Getting a suitable monthly-spending comparison starts, as you'd expect, with Quicken's "Reports" menu in the toolbar. (I'm using Quicken 2008 Deluxe [my review] here, by the way.) From the toolbar, follow the menu tree like so:
... choosing REPORTS → COMPARISON → CASH FLOW COMPARISON.
This brings up Quicken's default spending comparison report, "Cash Flow Comparison - YTD." It shows all your income and spending for the current year, categorized nicely, annualized and compared against last year's spending.
What if you wanted to see your spending in just one big category ... say, "Food," which in my case includes both groceries and dining out? You don't care about all the other stuff Quicken spits out.
Swing over to the CUSTOMIZE button on the right side. Click that. Then, in the window that appears, click the CATEGORIES tab. Click the CLEAR ALL button to reset your category-reporting selections. Now find the category or categories you want ("Food" in my case) and check-mark them.
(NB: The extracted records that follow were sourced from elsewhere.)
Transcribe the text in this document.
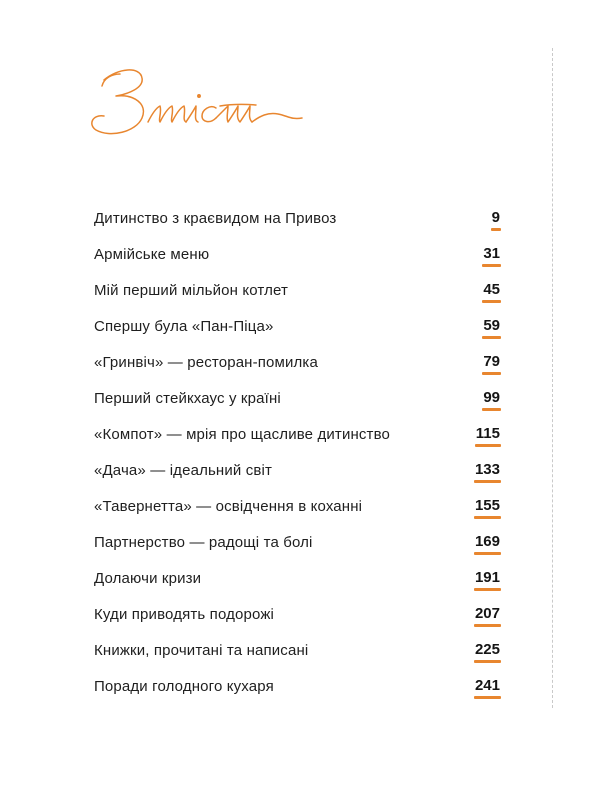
Дитинство з краєвидом на Привоз	9
Армійське меню	31
Мій перший мільйон котлет	45
Спершу була «Пан-Піца»	59
«Гринвіч» — ресторан-помилка	79
Перший стейкхаус у країні	99
«Компот» — мрія про щасливе дитинство	115
«Дача» — ідеальний світ	133
«Тавернетта» — освідчення в коханні	155
Партнерство — радощі та болі	169
Долаючи кризи	191
Куди приводять подорожі	207
Книжки, прочитані та написані	225
Поради голодного кухаря	241
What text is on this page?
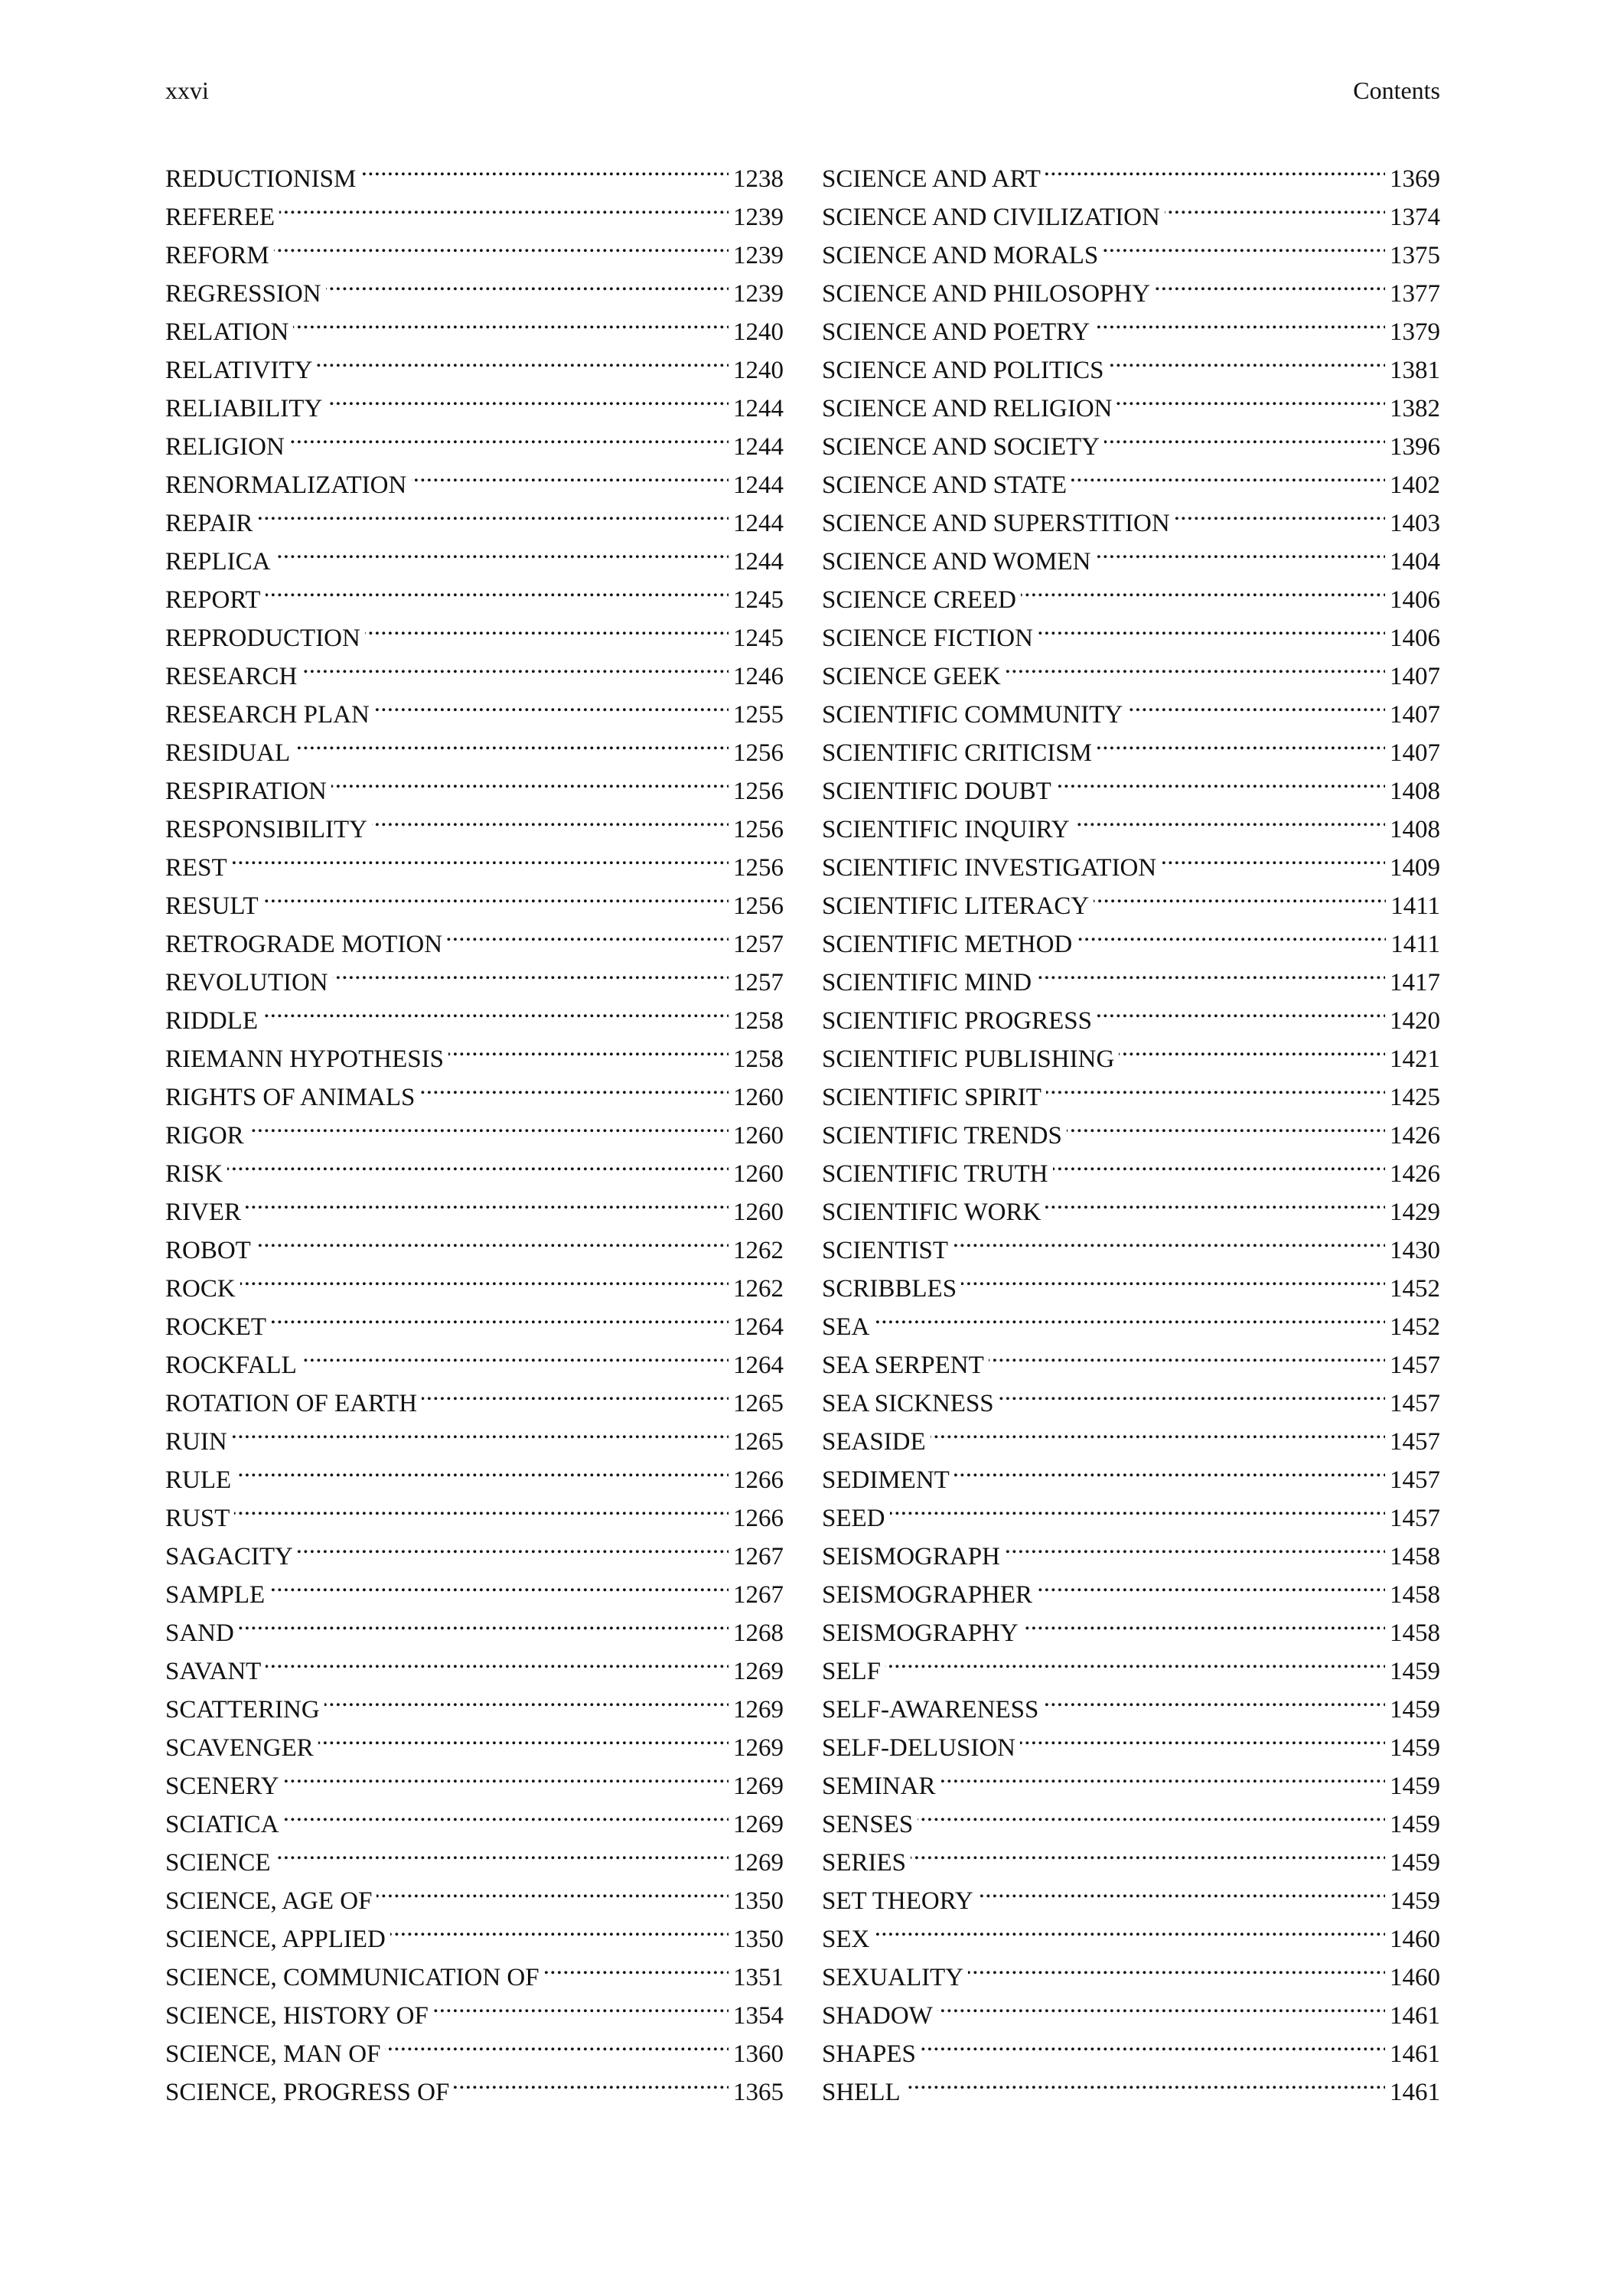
xxvi	Contents
REDUCTIONISM . . .	1238
REFEREE . . .	1239
REFORM . . .	1239
REGRESSION . . .	1239
RELATION . . .	1240
RELATIVITY . . .	1240
RELIABILITY . . .	1244
RELIGION . . .	1244
RENORMALIZATION . . .	1244
REPAIR . . .	1244
REPLICA . . .	1244
REPORT . . .	1245
REPRODUCTION . . .	1245
RESEARCH . . .	1246
RESEARCH PLAN . . .	1255
RESIDUAL . . .	1256
RESPIRATION . . .	1256
RESPONSIBILITY . . .	1256
REST . . .	1256
RESULT . . .	1256
RETROGRADE MOTION . . .	1257
REVOLUTION . . .	1257
RIDDLE . . .	1258
RIEMANN HYPOTHESIS . . .	1258
RIGHTS OF ANIMALS . . .	1260
RIGOR . . .	1260
RISK . . .	1260
RIVER . . .	1260
ROBOT . . .	1262
ROCK . . .	1262
ROCKET . . .	1264
ROCKFALL . . .	1264
ROTATION OF EARTH . . .	1265
RUIN . . .	1265
RULE . . .	1266
RUST . . .	1266
SAGACITY . . .	1267
SAMPLE . . .	1267
SAND . . .	1268
SAVANT . . .	1269
SCATTERING . . .	1269
SCAVENGER . . .	1269
SCENERY . . .	1269
SCIATICA . . .	1269
SCIENCE . . .	1269
SCIENCE, AGE OF . . .	1350
SCIENCE, APPLIED . . .	1350
SCIENCE, COMMUNICATION OF . . .	1351
SCIENCE, HISTORY OF . . .	1354
SCIENCE, MAN OF . . .	1360
SCIENCE, PROGRESS OF . . .	1365
SCIENCE AND ART . . .	1369
SCIENCE AND CIVILIZATION . . .	1374
SCIENCE AND MORALS . . .	1375
SCIENCE AND PHILOSOPHY . . .	1377
SCIENCE AND POETRY . . .	1379
SCIENCE AND POLITICS . . .	1381
SCIENCE AND RELIGION . . .	1382
SCIENCE AND SOCIETY . . .	1396
SCIENCE AND STATE . . .	1402
SCIENCE AND SUPERSTITION . . .	1403
SCIENCE AND WOMEN . . .	1404
SCIENCE CREED . . .	1406
SCIENCE FICTION . . .	1406
SCIENCE GEEK . . .	1407
SCIENTIFIC COMMUNITY . . .	1407
SCIENTIFIC CRITICISM . . .	1407
SCIENTIFIC DOUBT . . .	1408
SCIENTIFIC INQUIRY . . .	1408
SCIENTIFIC INVESTIGATION . . .	1409
SCIENTIFIC LITERACY . . .	1411
SCIENTIFIC METHOD . . .	1411
SCIENTIFIC MIND . . .	1417
SCIENTIFIC PROGRESS . . .	1420
SCIENTIFIC PUBLISHING . . .	1421
SCIENTIFIC SPIRIT . . .	1425
SCIENTIFIC TRENDS . . .	1426
SCIENTIFIC TRUTH . . .	1426
SCIENTIFIC WORK . . .	1429
SCIENTIST . . .	1430
SCRIBBLES . . .	1452
SEA . . .	1452
SEA SERPENT . . .	1457
SEA SICKNESS . . .	1457
SEASIDE . . .	1457
SEDIMENT . . .	1457
SEED . . .	1457
SEISMOGRAPH . . .	1458
SEISMOGRAPHER . . .	1458
SEISMOGRAPHY . . .	1458
SELF . . .	1459
SELF-AWARENESS . . .	1459
SELF-DELUSION . . .	1459
SEMINAR . . .	1459
SENSES . . .	1459
SERIES . . .	1459
SET THEORY . . .	1459
SEX . . .	1460
SEXUALITY . . .	1460
SHADOW . . .	1461
SHAPES . . .	1461
SHELL . . .	1461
Then click the OK button at the bottom.
Now, since we want to see each month's food expenses for this year, and then compared to the same monthly periods from a year earlier, we need to change some of the drop-downs at the top of the report window. The changes to make are shown here with yellow arrows:
For "Date Range," we want "Year to date."
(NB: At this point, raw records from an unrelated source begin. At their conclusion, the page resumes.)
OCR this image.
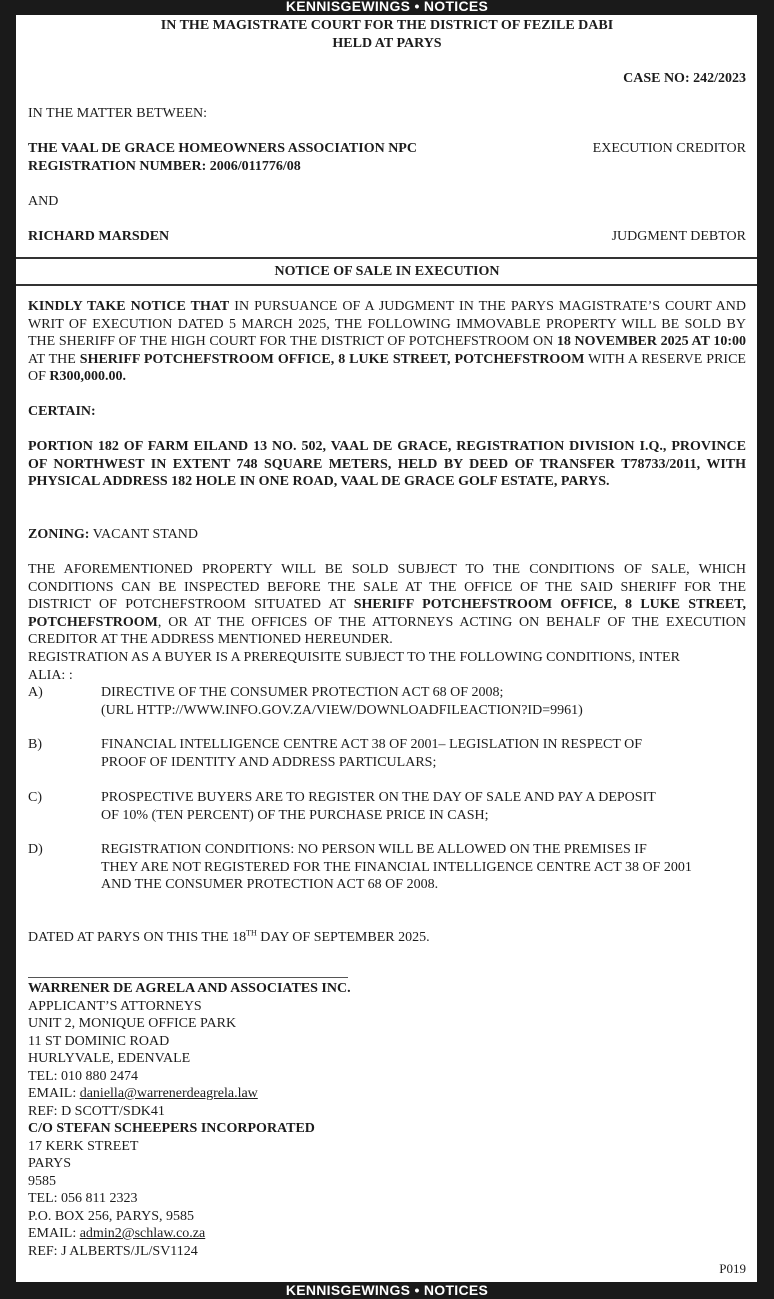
KENNISGEWINGS • NOTICES
IN THE MAGISTRATE COURT FOR THE DISTRICT OF FEZILE DABI
HELD AT PARYS
CASE NO: 242/2023
IN THE MATTER BETWEEN:
THE VAAL DE GRACE HOMEOWNERS ASSOCIATION NPC	EXECUTION CREDITOR
REGISTRATION NUMBER: 2006/011776/08
AND
RICHARD MARSDEN	JUDGMENT DEBTOR
NOTICE OF SALE IN EXECUTION
KINDLY TAKE NOTICE THAT IN PURSUANCE OF A JUDGMENT IN THE PARYS MAGISTRATE’S COURT AND WRIT OF EXECUTION DATED 5 MARCH 2025, THE FOLLOWING IMMOVABLE PROPERTY WILL BE SOLD BY THE SHERIFF OF THE HIGH COURT FOR THE DISTRICT OF POTCHEFSTROOM ON 18 NOVEMBER 2025 AT 10:00 AT THE SHERIFF POTCHEFSTROOM OFFICE, 8 LUKE STREET, POTCHEFSTROOM WITH A RESERVE PRICE OF R300,000.00.
CERTAIN:
PORTION 182 OF FARM EILAND 13 NO. 502, VAAL DE GRACE, REGISTRATION DIVISION I.Q., PROVINCE OF NORTHWEST IN EXTENT 748 SQUARE METERS, HELD BY DEED OF TRANSFER T78733/2011, WITH PHYSICAL ADDRESS 182 HOLE IN ONE ROAD, VAAL DE GRACE GOLF ESTATE, PARYS.
ZONING: VACANT STAND
THE AFOREMENTIONED PROPERTY WILL BE SOLD SUBJECT TO THE CONDITIONS OF SALE, WHICH CONDITIONS CAN BE INSPECTED BEFORE THE SALE AT THE OFFICE OF THE SAID SHERIFF FOR THE DISTRICT OF POTCHEFSTROOM SITUATED AT SHERIFF POTCHEFSTROOM OFFICE, 8 LUKE STREET, POTCHEFSTROOM, OR AT THE OFFICES OF THE ATTORNEYS ACTING ON BEHALF OF THE EXECUTION CREDITOR AT THE ADDRESS MENTIONED HEREUNDER.
REGISTRATION AS A BUYER IS A PREREQUISITE SUBJECT TO THE FOLLOWING CONDITIONS, INTER
ALIA: :
A)	DIRECTIVE OF THE CONSUMER PROTECTION ACT 68 OF 2008;
(URL HTTP://WWW.INFO.GOV.ZA/VIEW/DOWNLOADFILEACTION?ID=9961)
B)	FINANCIAL INTELLIGENCE CENTRE ACT 38 OF 2001– LEGISLATION IN RESPECT OF
PROOF OF IDENTITY AND ADDRESS PARTICULARS;
C)	PROSPECTIVE BUYERS ARE TO REGISTER ON THE DAY OF SALE AND PAY A DEPOSIT
OF 10% (TEN PERCENT) OF THE PURCHASE PRICE IN CASH;
D)	REGISTRATION CONDITIONS: NO PERSON WILL BE ALLOWED ON THE PREMISES IF
THEY ARE NOT REGISTERED FOR THE FINANCIAL INTELLIGENCE CENTRE ACT 38 OF 2001
AND THE CONSUMER PROTECTION ACT 68 OF 2008.
DATED AT PARYS ON THIS THE 18TH DAY OF SEPTEMBER 2025.
WARRENER DE AGRELA AND ASSOCIATES INC.
APPLICANT’S ATTORNEYS
UNIT 2, MONIQUE OFFICE PARK
11 ST DOMINIC ROAD
HURLYVALE, EDENVALE
TEL: 010 880 2474
EMAIL: daniella@warrenerdeagrela.law
REF: D SCOTT/SDK41
C/O STEFAN SCHEEPERS INCORPORATED
17 KERK STREET
PARYS
9585
TEL: 056 811 2323
P.O. BOX 256, PARYS, 9585
EMAIL: admin2@schlaw.co.za
REF: J ALBERTS/JL/SV1124
P019
KENNISGEWINGS • NOTICES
For "Compare to," select "Prior year period."
And for the "Column" option, select "Monthly."
After these changes, the Quicken spending report for category "Food," plus all subcategories, now shows two years' worth of our food expenses, broken down monthly. Each month of this year is compared to its year-ago period. (Note that such a report spans quite a bit of space to the right, as evidenced by the scroll bars Quicken offers at the bottom of the report window.)
While you've likely got all the data you're needing right there in the Quicken report itself, I tend to prefer to see such data in Excel. If your version of Quicken is at all recent, it's a small matter at this point to dump (or "export," if you're in polite company) the report into an Excel-readable format.
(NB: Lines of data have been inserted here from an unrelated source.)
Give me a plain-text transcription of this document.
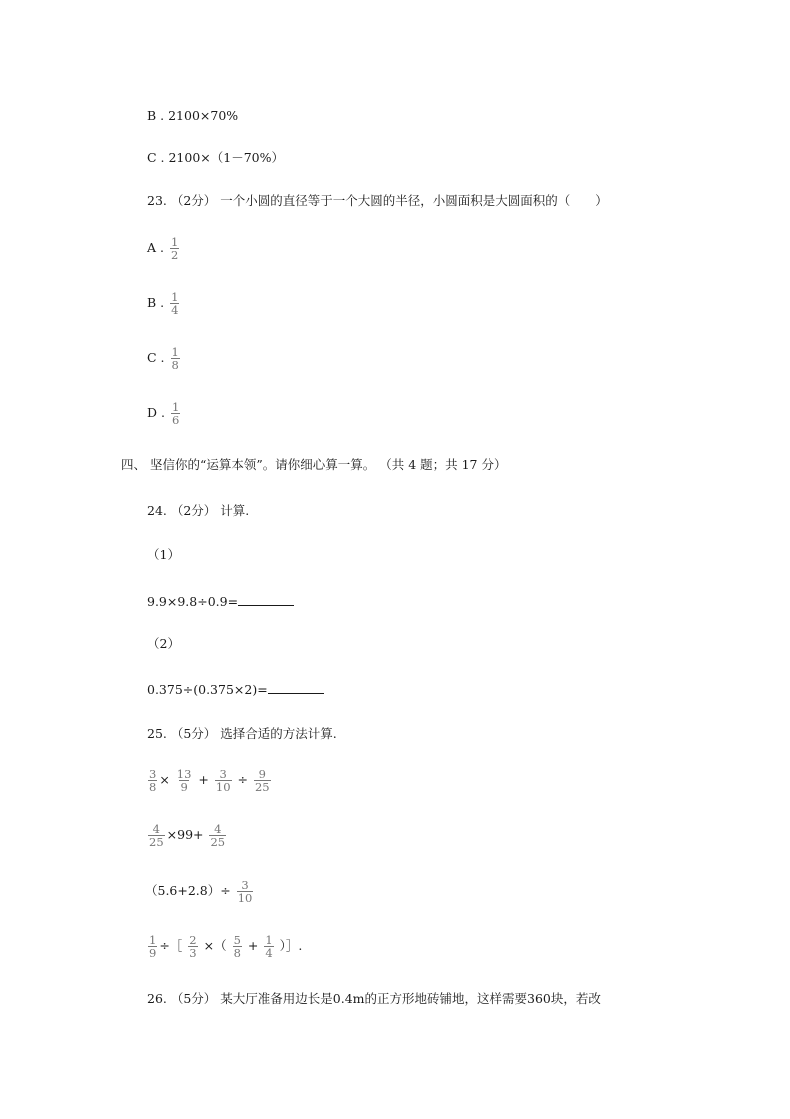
B . 2100×70%
C . 2100×（1－70%）
23. （2分） 一个小圆的直径等于一个大圆的半径，小圆面积是大圆面积的（　　）
A . $\frac{1}{2}$
B . $\frac{1}{4}$
C . $\frac{1}{8}$
D . $\frac{1}{6}$
四、 坚信你的“运算本领”。请你细心算一算。 （共 4 题；共 17 分）
24. （2分） 计算.
（1）
9.9×9.8÷0.9=
（2）
0.375÷(0.375×2)=
25. （5分） 选择合适的方法计算.
$\frac{3}{8} \times \frac{13}{9} + \frac{3}{10} \div \frac{9}{25}$
$\frac{4}{25} \times 99+ \frac{4}{25}$
$(5.6+2.8)\div \frac{3}{10}$
$\frac{1}{9}$ ÷［ $\frac{2}{3}$ ×（ $\frac{5}{8} + \frac{1}{4}$ ）］.
26. （5分） 某大厅准备用边长是0.4m的正方形地砖铺地，这样需要360块，若改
In the report menubar, select EXPORT DATA → EXPORT TO EXCEL COMPATIBLE FORMAT. Then tell Quicken where you want the text file (.txt) to be saved. (I'm a desktop kind of guy, myself.)
Now open Excel. In XL2007, click the colorful Office button, and then OPEN. In earlier versions, select FILE → OPEN.
In the OPEN window, under "FILES OF TYPE:" select the "ALL FILES (*.*)" option.
Now direct Excel to open the text file you created moments ago. Excel will automatically open its three-step, text-import wizard. The wizard then guides you through the stupid-easy process of bringing your delimited text file (.txt) into a much fancier, more-number-crunchier Excel file (.xls or .xlsx).
Set your columns and formatting, and otherwise play your cards right, and you'll have a chock-full-of-Quicken-data Excel spreadsheet with numbers ready to be crunched six ways to Sunday!